Ses parents, mariés en 1910 — son père menait de front son petit commerce et le secrétariat de mairie —, élevèrent une famille de sept enfants, deux garçons et cinq filles. Lui-même, le 3 août 1939, fait part de son « curriculum vitae » dans la lettre, datée du jeudi 3 août 1939, où il demande admission aux Missions Étrangères. « Je suis entré à l’âge de dix ans à l’école cléricale de Châtillon-sur-Sèvre où j’ai passé trois ans. Puis, je suis allé au petit séminaire du diocèse à Montmorillon où je suis resté cinq ans. J’ai fait une année de philosophie dans ce petit séminaire, ce qui me permettra peut-être d’entrer en seconde année à Bièvres. De la sorte, je terminerais mes trois années de philosophie pour aller au service militaire. » Dans cette lettre, il se recommande de son compatriote Abel Garreau, dont il tenait les indications nécessaires. Il avait, dès le mois de juin, fait part de son désir de ne pas poursuivre au diocèse de Poitiers, et le vicaire général, M. l’abbé Backis, au nom de Mgr Édouard Mesguen, lui donnait par écrit son « exeat » le 15 de ce mois, en ces termes : « C’est avec regret que nous vous voyons quitter le diocèse ; nous ne voudrions cependant pas briser votre vocation par un refus. Donc, allez chez les prêtres des Missions Étrangères. » Et le 5 août suivant, M. l’abbé Boissière, appuyant sa demande d’entrée, lui délivrait un certificat en bonne et due forme : « M. Guy Marchand est un excellent sujet. Sa conduite est irréprochable, puisque nous lui avons donné cette année un prix d’honneur. Son caractère est bon, et je n’ai jamais entendu dire qu’il ait été en difficulté avec ses condisciples. Quant à ses moyens intellectuels, sans être à la tête de sa classe qui comptait plus de 20 élèves, il y occupait un rang honorable, puisque le palmarès accuse la 5e place en excellence, la 3e en diligence, avec 13 nominations. C’est un esprit équilibré. Je ne connais pas sa famille ; mais je la sais très chrétienne. Il a un frère déjà au grand séminaire. Le départ de Guy Marchand est une perte pour nous ; il est un gain pour vous. Nous ne pouvons regretter la joie et l’honneur de vous donner un bon missionnaire. » Le 8 août, sa requête était acceptée, et il entrait effectivement à Bièvres le 1er octobre 1940.

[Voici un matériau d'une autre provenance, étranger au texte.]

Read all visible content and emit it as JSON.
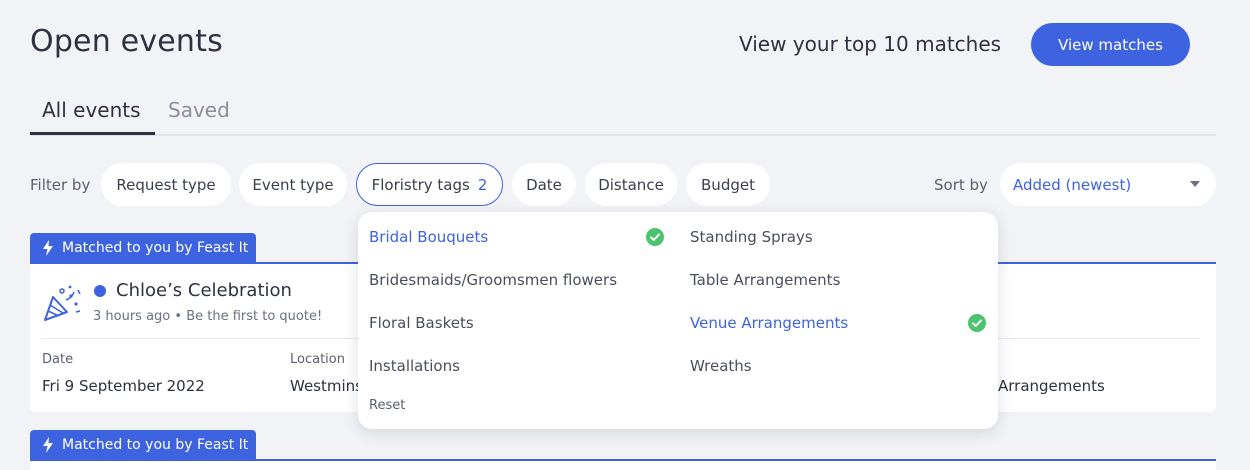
{
  "header": {
    "title": "Open events",
    "top_matches_text": "View your top 10 matches",
    "view_matches_label": "View matches"
  },
  "tabs": [
    {
      "label": "All events",
      "active": true
    },
    {
      "label": "Saved",
      "active": false
    }
  ],
  "filters": {
    "label": "Filter by",
    "chips": [
      {
        "label": "Request type"
      },
      {
        "label": "Event type"
      },
      {
        "label": "Floristry tags",
        "count": "2",
        "active": true
      },
      {
        "label": "Date"
      },
      {
        "label": "Distance"
      },
      {
        "label": "Budget"
      }
    ]
  },
  "sort": {
    "label": "Sort by",
    "value": "Added (newest)"
  },
  "floristry_dropdown": {
    "left_column": [
      {
        "label": "Bridal Bouquets",
        "selected": true
      },
      {
        "label": "Bridesmaids/Groomsmen flowers",
        "selected": false
      },
      {
        "label": "Floral Baskets",
        "selected": false
      },
      {
        "label": "Installations",
        "selected": false
      }
    ],
    "right_column": [
      {
        "label": "Standing Sprays",
        "selected": false
      },
      {
        "label": "Table Arrangements",
        "selected": false
      },
      {
        "label": "Venue Arrangements",
        "selected": true
      },
      {
        "label": "Wreaths",
        "selected": false
      }
    ],
    "reset_label": "Reset"
  },
  "events": [
    {
      "badge": "Matched to you by Feast It",
      "name": "Chloe’s Celebration",
      "meta": "3 hours ago • Be the first to quote!",
      "date_label": "Date",
      "date_value": "Fri 9 September 2022",
      "location_label": "Location",
      "location_value": "Westminster",
      "tags_value": "Arrangements"
    },
    {
      "badge": "Matched to you by Feast It"
    }
  ],
  "colors": {
    "accent": "#3d63e0",
    "check": "#4cc36e",
    "background": "#f2f3f6"
  }
}
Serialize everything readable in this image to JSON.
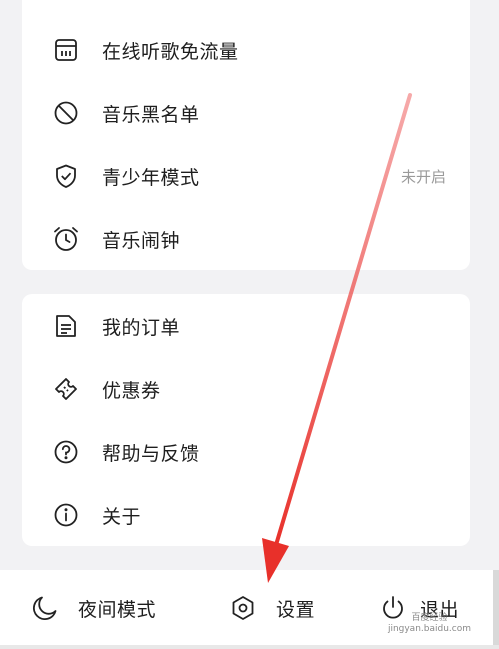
{
  "menu_group_1": [
    {
      "label": "在线听歌免流量",
      "icon": "sim-card-icon",
      "value": ""
    },
    {
      "label": "音乐黑名单",
      "icon": "block-icon",
      "value": ""
    },
    {
      "label": "青少年模式",
      "icon": "shield-check-icon",
      "value": "未开启"
    },
    {
      "label": "音乐闹钟",
      "icon": "alarm-clock-icon",
      "value": ""
    }
  ],
  "menu_group_2": [
    {
      "label": "我的订单",
      "icon": "document-icon"
    },
    {
      "label": "优惠券",
      "icon": "ticket-icon"
    },
    {
      "label": "帮助与反馈",
      "icon": "help-icon"
    },
    {
      "label": "关于",
      "icon": "info-icon"
    }
  ],
  "bottom_bar": {
    "night_mode": "夜间模式",
    "settings": "设置",
    "logout": "退出"
  },
  "watermark": {
    "line1": "百度经验",
    "line2": "jingyan.baidu.com"
  },
  "colors": {
    "annotation_arrow": "#e8302a",
    "card_bg": "#ffffff",
    "page_bg": "#f2f2f4",
    "secondary_text": "#9a9a9a"
  }
}
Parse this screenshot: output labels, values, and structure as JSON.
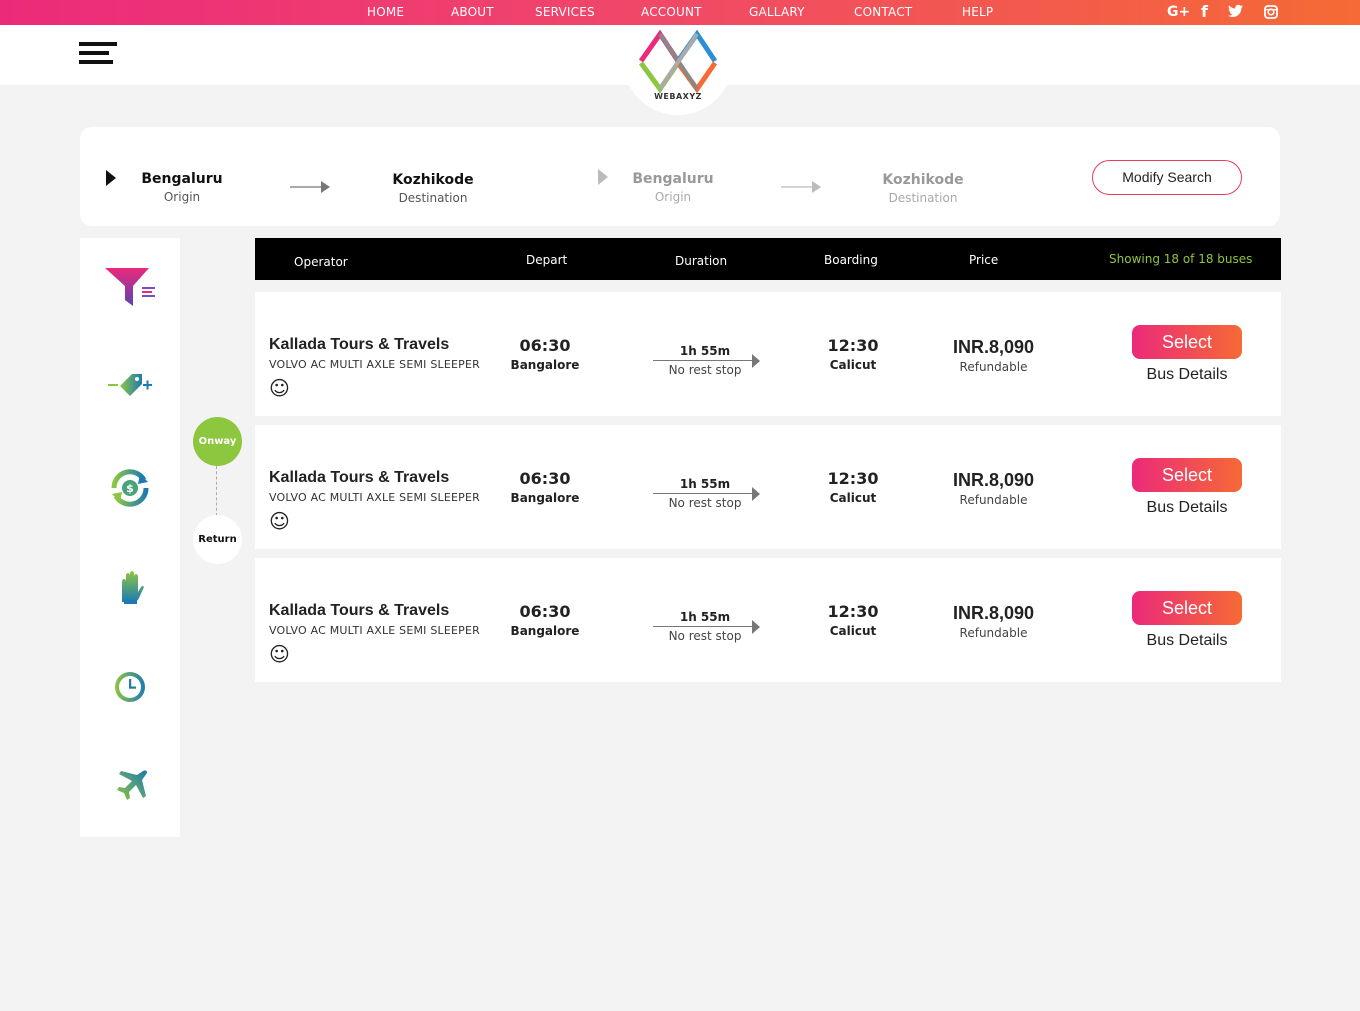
{
  "nav": {
    "items": [
      "HOME",
      "ABOUT",
      "SERVICES",
      "ACCOUNT",
      "GALLARY",
      "CONTACT",
      "HELP"
    ],
    "social": [
      "google-plus",
      "facebook",
      "twitter",
      "instagram"
    ],
    "social_glyphs": [
      "G+",
      "f",
      "t",
      "◎"
    ]
  },
  "logo": {
    "text": "WEBAXYZ"
  },
  "route": {
    "onward_origin": {
      "city": "Bengaluru",
      "label": "Origin"
    },
    "onward_destination": {
      "city": "Kozhikode",
      "label": "Destination"
    },
    "return_origin": {
      "city": "Bengaluru",
      "label": "Origin"
    },
    "return_destination": {
      "city": "Kozhikode",
      "label": "Destination"
    },
    "modify_label": "Modify Search"
  },
  "sidebar": {
    "icons": [
      "filter-icon",
      "price-tag-icon",
      "refund-icon",
      "hand-icon",
      "clock-icon",
      "airplane-icon"
    ]
  },
  "trip": {
    "onway": "Onway",
    "return": "Return"
  },
  "table": {
    "headers": {
      "operator": "Operator",
      "depart": "Depart",
      "duration": "Duration",
      "boarding": "Boarding",
      "price": "Price"
    },
    "showing": "Showing 18 of 18 buses"
  },
  "buses": [
    {
      "operator": "Kallada Tours & Travels",
      "type": "VOLVO AC MULTI AXLE SEMI SLEEPER",
      "depart_time": "06:30",
      "depart_place": "Bangalore",
      "duration": "1h 55m",
      "stops": "No rest stop",
      "board_time": "12:30",
      "board_place": "Calicut",
      "price": "INR.8,090",
      "refund": "Refundable",
      "select": "Select",
      "details": "Bus Details",
      "smiley": "☺"
    },
    {
      "operator": "Kallada Tours & Travels",
      "type": "VOLVO AC MULTI AXLE SEMI SLEEPER",
      "depart_time": "06:30",
      "depart_place": "Bangalore",
      "duration": "1h 55m",
      "stops": "No rest stop",
      "board_time": "12:30",
      "board_place": "Calicut",
      "price": "INR.8,090",
      "refund": "Refundable",
      "select": "Select",
      "details": "Bus Details",
      "smiley": "☺"
    },
    {
      "operator": "Kallada Tours & Travels",
      "type": "VOLVO AC MULTI AXLE SEMI SLEEPER",
      "depart_time": "06:30",
      "depart_place": "Bangalore",
      "duration": "1h 55m",
      "stops": "No rest stop",
      "board_time": "12:30",
      "board_place": "Calicut",
      "price": "INR.8,090",
      "refund": "Refundable",
      "select": "Select",
      "details": "Bus Details",
      "smiley": "☺"
    }
  ],
  "colors": {
    "accent_pink": "#ec2a7a",
    "accent_orange": "#f56a35",
    "green": "#8dc63f"
  }
}
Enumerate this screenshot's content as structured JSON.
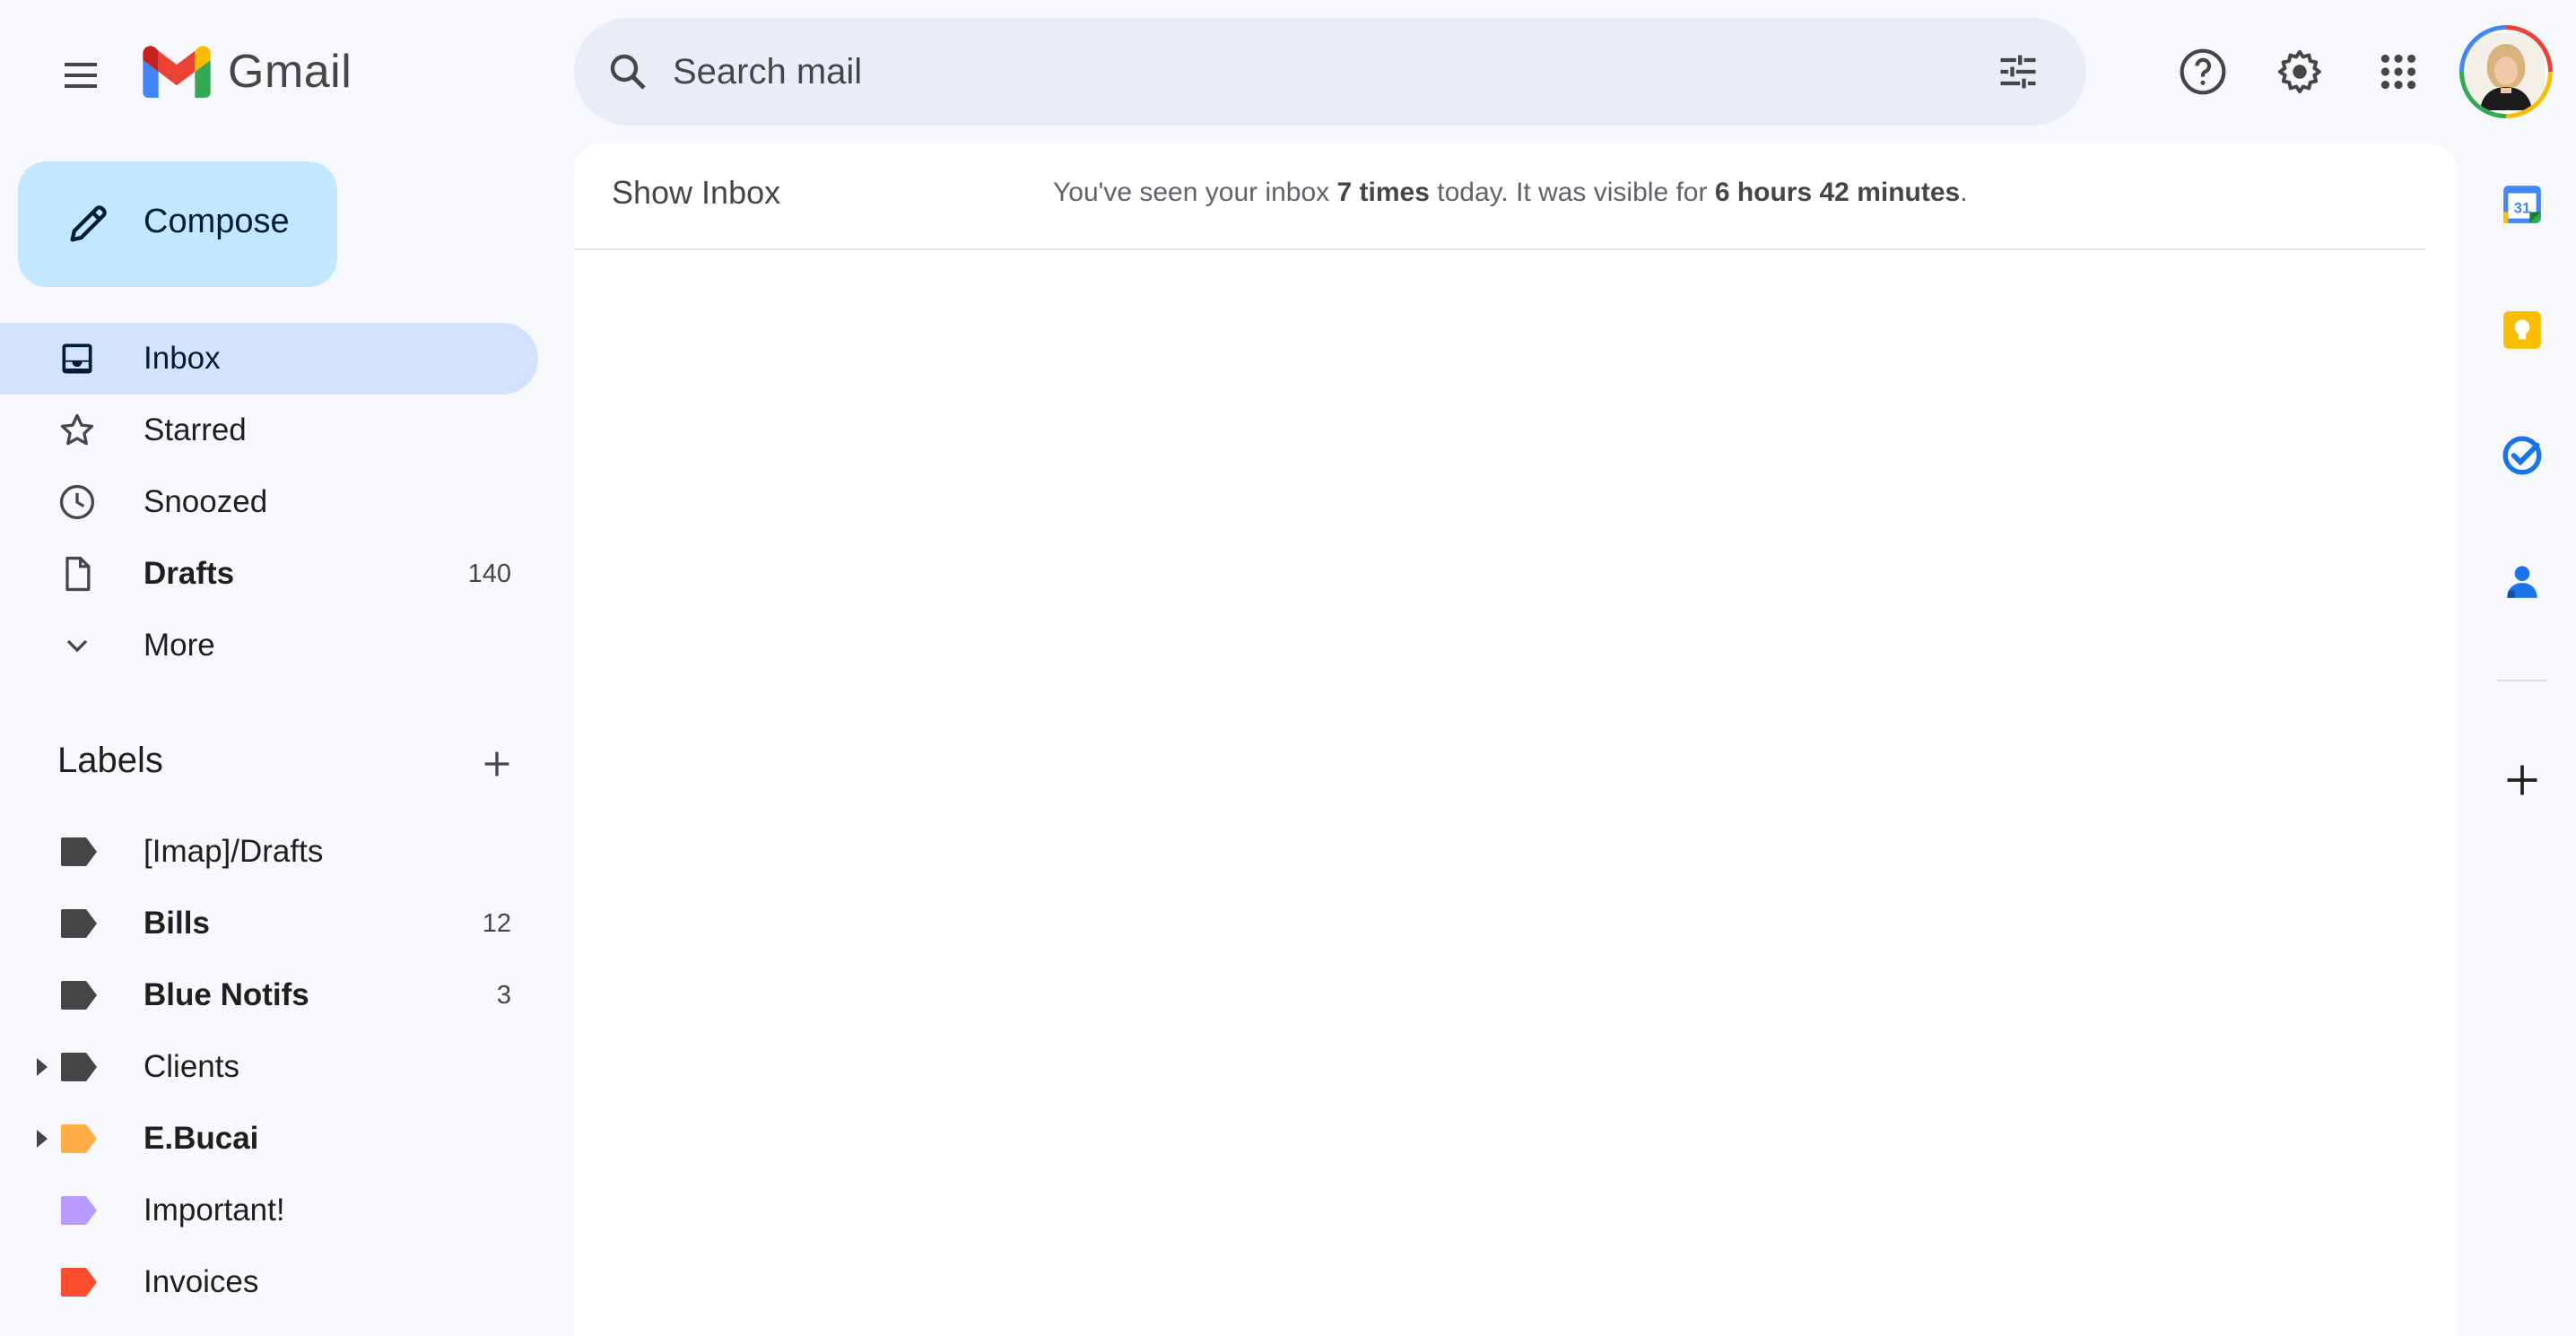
{
  "app": {
    "name": "Gmail"
  },
  "search": {
    "placeholder": "Search mail"
  },
  "compose": {
    "label": "Compose"
  },
  "nav": [
    {
      "label": "Inbox",
      "count": "",
      "bold": false,
      "active": true,
      "icon": "inbox-icon"
    },
    {
      "label": "Starred",
      "count": "",
      "bold": false,
      "active": false,
      "icon": "star-icon"
    },
    {
      "label": "Snoozed",
      "count": "",
      "bold": false,
      "active": false,
      "icon": "clock-icon"
    },
    {
      "label": "Drafts",
      "count": "140",
      "bold": true,
      "active": false,
      "icon": "draft-icon"
    },
    {
      "label": "More",
      "count": "",
      "bold": false,
      "active": false,
      "icon": "chevron-down-icon"
    }
  ],
  "labels": {
    "heading": "Labels",
    "items": [
      {
        "name": "[Imap]/Drafts",
        "count": "",
        "bold": false,
        "color": "#444746",
        "expandable": false
      },
      {
        "name": "Bills",
        "count": "12",
        "bold": true,
        "color": "#444746",
        "expandable": false
      },
      {
        "name": "Blue Notifs",
        "count": "3",
        "bold": true,
        "color": "#444746",
        "expandable": false
      },
      {
        "name": "Clients",
        "count": "",
        "bold": false,
        "color": "#444746",
        "expandable": true
      },
      {
        "name": "E.Bucai",
        "count": "",
        "bold": true,
        "color": "#ffad47",
        "expandable": true
      },
      {
        "name": "Important!",
        "count": "",
        "bold": false,
        "color": "#b99aff",
        "expandable": false
      },
      {
        "name": "Invoices",
        "count": "",
        "bold": false,
        "color": "#fb4c2f",
        "expandable": false
      }
    ]
  },
  "main": {
    "show_inbox": "Show Inbox",
    "notice": {
      "part1": "You've seen your inbox ",
      "times": "7 times",
      "part2": " today. It was visible for ",
      "duration": "6 hours 42 minutes",
      "part3": "."
    }
  },
  "side_apps": [
    {
      "name": "calendar-icon",
      "text": "31"
    },
    {
      "name": "keep-icon"
    },
    {
      "name": "tasks-icon"
    },
    {
      "name": "contacts-icon"
    }
  ],
  "colors": {
    "background": "#f6f8fc",
    "compose": "#c2e7ff",
    "active_nav": "#d3e3fd",
    "search": "#e9eef6"
  }
}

Ce bon abbé Boissière, qui ne connaissait pas la famille de Guy ! Lui-même, dans une sorte de long poème à la Charles Péguy, qu’il dactylographiera sur 24 pages grand format, du 3 janvier au 12 février 1981, lorsque, miné par la maladie, il attendra à chaque instant la visite de la mort — il l’attendra onze ans encore ! — nous en donnera un petit aperçu au début du passage « Entre superstition et foi ». Le tout s’intitule : « Le cri d’un enfant vendéen », et il y donne l’origine et l’évolution de sa vocation. En voici quelques lignes.
« Tout petit, j’ai voulu chanter Dieu.
« Je suis né dans une petite commune où, pendant la Révolution Française, la guerre de Vendée avait fait 600 morts sur 900 habitants. Dans ma famille proche, je compte 13 prêtres, 2 religieuses et un religieux frère. À l’âge de 8 ans, j’ai voulu donner ma vie pour aller libérer les Chinois de la superstition.
« J’étais ébloui par la beauté de Dieu. J’ai voulu me consacrer tout entier à la cause de Dieu. Malheureusement, je n’étais pas du tout ébloui en même temps par la beauté du monde.»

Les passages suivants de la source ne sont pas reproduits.